In order to identify unusual behaviors of tracked targets in a large and ever-expanding data set of raw geospatial track data, we built a analytics application based on Cassandra, Hadoop, and proprietary geospatial algorithms. These algorithms consumed track data and generated summary data, both of which were stored in Cassandra. The processing engine for the data was Hadoop.
The “NoSQL” database Cassandra has established itself as a leader in raw I/O capability. Its eventual consistency and distributed hash algorithms allow it to efficiently migrate data through a network graph. The result is a streamlined path from where data is ingested to where it is used.
Hadoop is fast-becoming the industry standard for distributed processing. Its ability to individually scale parts of an algorithm as well as a whole job help developers eliminate bottlenecks in the data flow and utilize all of the hardware at their disposal.
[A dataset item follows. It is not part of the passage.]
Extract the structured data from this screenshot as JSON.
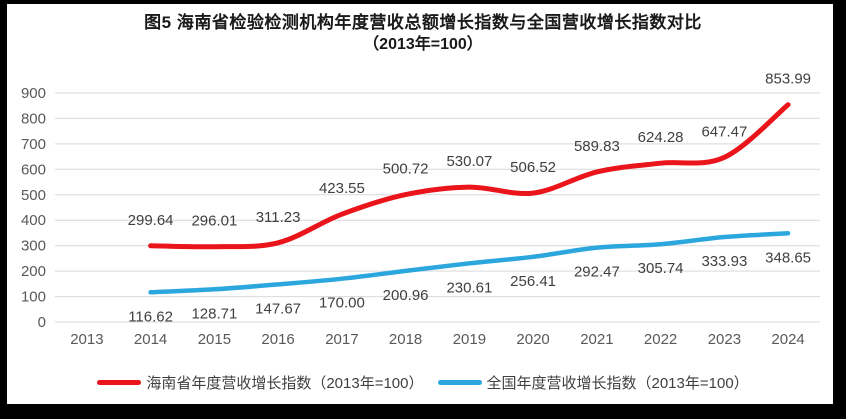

Together, Hadoop and Cassandra provide a highly scalable framework on which to build analytical applications that operate over massive amounts of data.
OSC developed a custom map-reduce job that fed all of the existing data through various web services and stored the resulting tracks with the originals. Each I/O record of the job aligned with its Hadoop processing node and instances of third-party web services to evenly divide the workload and ensure minimal network traffic. After processing the historical data, the client was then able to reuse the same map-reduce process to quickly ingest new records in both bulk and ad hoc form. The new meta-data resulted in an order of magnitude increase in track data points made available for analysis.
The system was tested by using public data of taxi cabs driving in San Francisco.